Die Berner haben mir auch diesen Hochmut ausgebündelt. Mein Ritter war zur Stelle, als die Schlacht losgehen sollte, und wenn mein eigener Freibrief ihm nicht genügte, so hatte ihm der Hildebrand mit seiner Anerkennung ein Losungswort mit auf den Weg gegeben, das er in einem feinen und gläubigen Herzen behalten konnte bis auf den Tag der Schlacht. Aber als solch ein Ritter anrückte, paßte es den Bernern nicht, daß Kampf sein sollte: der Sieger saß wo anders und war von ihrer Staatsklugheit schon ausgesucht; sein Bubenberg war dem meinen noch nicht gerüstet, und so wurde die Entscheidung abgesagt, auf unbestimmte Zeit, acht Tage vor dem Termin.

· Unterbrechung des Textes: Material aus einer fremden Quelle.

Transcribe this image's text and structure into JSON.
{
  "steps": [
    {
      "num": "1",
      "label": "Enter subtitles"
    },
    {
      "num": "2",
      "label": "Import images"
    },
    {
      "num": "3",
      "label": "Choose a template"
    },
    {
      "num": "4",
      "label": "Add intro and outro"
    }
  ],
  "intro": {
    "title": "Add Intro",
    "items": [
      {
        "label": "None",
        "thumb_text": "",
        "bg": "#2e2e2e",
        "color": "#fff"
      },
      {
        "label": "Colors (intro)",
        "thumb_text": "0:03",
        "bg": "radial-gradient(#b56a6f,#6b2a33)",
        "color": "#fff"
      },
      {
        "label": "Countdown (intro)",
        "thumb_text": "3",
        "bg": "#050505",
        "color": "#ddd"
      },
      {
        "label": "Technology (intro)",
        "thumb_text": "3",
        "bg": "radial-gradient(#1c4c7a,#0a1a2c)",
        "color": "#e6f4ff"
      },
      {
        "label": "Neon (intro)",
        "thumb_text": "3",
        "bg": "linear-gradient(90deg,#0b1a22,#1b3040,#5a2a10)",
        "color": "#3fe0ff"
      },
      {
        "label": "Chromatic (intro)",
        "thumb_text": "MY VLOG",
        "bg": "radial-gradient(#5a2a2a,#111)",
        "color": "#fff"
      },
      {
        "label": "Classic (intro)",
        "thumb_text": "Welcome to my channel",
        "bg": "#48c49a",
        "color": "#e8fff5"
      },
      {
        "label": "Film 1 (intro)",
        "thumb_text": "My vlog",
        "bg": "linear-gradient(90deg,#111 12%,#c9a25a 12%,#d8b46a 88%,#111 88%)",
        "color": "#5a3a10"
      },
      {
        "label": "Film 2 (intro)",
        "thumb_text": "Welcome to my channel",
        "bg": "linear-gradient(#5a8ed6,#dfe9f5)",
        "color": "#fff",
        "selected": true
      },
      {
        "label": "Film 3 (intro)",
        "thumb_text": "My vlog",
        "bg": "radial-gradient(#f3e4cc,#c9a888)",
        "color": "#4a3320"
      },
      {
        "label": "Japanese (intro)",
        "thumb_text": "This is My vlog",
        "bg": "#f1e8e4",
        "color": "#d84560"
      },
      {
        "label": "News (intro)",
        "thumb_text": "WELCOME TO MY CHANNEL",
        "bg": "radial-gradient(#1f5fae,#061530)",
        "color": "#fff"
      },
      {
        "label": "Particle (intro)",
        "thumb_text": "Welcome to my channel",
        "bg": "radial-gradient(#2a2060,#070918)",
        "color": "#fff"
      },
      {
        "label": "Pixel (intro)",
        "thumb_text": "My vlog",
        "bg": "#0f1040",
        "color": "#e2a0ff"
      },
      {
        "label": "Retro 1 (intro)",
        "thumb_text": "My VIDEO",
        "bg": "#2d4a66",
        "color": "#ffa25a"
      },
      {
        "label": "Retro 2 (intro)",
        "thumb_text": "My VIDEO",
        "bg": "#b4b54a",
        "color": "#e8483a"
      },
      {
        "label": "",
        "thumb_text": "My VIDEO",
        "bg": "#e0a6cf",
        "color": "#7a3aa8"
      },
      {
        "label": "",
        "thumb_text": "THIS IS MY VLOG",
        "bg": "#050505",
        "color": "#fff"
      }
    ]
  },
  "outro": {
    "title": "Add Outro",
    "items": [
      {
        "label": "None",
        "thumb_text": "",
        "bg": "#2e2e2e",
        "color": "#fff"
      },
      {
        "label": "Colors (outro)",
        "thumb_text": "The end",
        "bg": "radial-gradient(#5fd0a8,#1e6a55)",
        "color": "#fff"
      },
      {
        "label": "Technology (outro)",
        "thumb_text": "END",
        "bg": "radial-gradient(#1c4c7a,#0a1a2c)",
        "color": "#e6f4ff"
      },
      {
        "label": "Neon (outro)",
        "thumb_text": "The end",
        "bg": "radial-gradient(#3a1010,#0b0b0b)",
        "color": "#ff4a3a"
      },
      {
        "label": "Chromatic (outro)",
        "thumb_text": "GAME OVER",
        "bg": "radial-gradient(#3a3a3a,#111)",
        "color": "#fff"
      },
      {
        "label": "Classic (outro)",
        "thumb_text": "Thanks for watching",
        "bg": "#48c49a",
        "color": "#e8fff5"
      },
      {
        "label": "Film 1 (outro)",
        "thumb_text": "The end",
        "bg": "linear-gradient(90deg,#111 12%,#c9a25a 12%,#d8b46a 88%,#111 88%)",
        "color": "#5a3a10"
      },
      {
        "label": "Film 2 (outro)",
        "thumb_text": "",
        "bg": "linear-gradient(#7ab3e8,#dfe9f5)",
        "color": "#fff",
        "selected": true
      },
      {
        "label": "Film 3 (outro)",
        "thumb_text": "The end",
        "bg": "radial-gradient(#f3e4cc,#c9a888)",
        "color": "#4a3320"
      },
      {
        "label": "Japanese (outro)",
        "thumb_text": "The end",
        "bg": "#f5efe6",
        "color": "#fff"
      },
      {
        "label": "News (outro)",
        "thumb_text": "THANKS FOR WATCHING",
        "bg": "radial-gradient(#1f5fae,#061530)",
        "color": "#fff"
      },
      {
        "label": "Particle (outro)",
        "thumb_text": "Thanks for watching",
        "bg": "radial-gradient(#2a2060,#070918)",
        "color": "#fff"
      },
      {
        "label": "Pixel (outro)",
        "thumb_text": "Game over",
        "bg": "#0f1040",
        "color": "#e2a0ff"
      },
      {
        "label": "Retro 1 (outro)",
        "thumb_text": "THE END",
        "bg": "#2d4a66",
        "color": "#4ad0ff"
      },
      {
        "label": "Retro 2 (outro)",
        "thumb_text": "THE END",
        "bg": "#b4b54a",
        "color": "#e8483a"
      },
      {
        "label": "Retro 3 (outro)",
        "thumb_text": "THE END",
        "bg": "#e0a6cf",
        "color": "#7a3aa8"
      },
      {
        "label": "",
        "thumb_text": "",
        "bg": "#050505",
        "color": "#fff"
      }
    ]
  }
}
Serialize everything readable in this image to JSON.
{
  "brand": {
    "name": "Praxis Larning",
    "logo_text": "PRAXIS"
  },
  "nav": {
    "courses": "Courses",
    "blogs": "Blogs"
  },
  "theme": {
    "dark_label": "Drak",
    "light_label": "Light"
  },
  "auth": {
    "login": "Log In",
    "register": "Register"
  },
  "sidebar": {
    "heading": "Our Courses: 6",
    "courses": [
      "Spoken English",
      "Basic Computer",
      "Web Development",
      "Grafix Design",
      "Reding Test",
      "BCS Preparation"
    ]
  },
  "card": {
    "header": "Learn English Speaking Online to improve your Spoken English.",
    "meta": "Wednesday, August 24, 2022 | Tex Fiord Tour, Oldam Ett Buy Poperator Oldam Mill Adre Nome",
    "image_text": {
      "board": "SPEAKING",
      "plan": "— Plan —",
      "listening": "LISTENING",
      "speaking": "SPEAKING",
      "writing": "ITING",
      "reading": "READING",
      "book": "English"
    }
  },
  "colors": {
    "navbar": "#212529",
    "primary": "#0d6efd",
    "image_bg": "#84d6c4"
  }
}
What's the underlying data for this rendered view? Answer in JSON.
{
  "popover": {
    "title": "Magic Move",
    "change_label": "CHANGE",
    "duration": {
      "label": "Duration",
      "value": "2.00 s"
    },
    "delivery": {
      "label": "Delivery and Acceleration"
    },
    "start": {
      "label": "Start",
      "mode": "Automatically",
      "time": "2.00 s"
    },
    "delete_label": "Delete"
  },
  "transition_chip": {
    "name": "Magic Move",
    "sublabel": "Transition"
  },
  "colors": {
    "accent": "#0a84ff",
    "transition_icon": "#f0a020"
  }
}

Was half es meinem Ritter nun, daß er für jeden Wettkampf gerüstet in seinem Panzer dastand und für den Karl Stauffer aus Neuenegg Zeugnis ablegen wollte, daß der sich in Italien einiger anderen Dinge als der Hochstapelei beflissen hätte? Sie zogen von hinten her an ihren Drähten, und wo Soldaten gestanden hatten, waren Puppen, die nach Belieben der Herren rasch nach Hause marschierten. Da sah ich, daß das Schicksal sich nicht nur der Mittel einer Feldschlacht bedient, daß es den Meuchelmord und andere Hinterlist gleich wie die ehrlichen Mittel benutzt. Wen es aufsteigen lassen will, dem bläst es die starken Winde von allen Seiten zu, doch wer herunter soll, dem bricht es das Rückgrat durch mit einem sanften Hauch.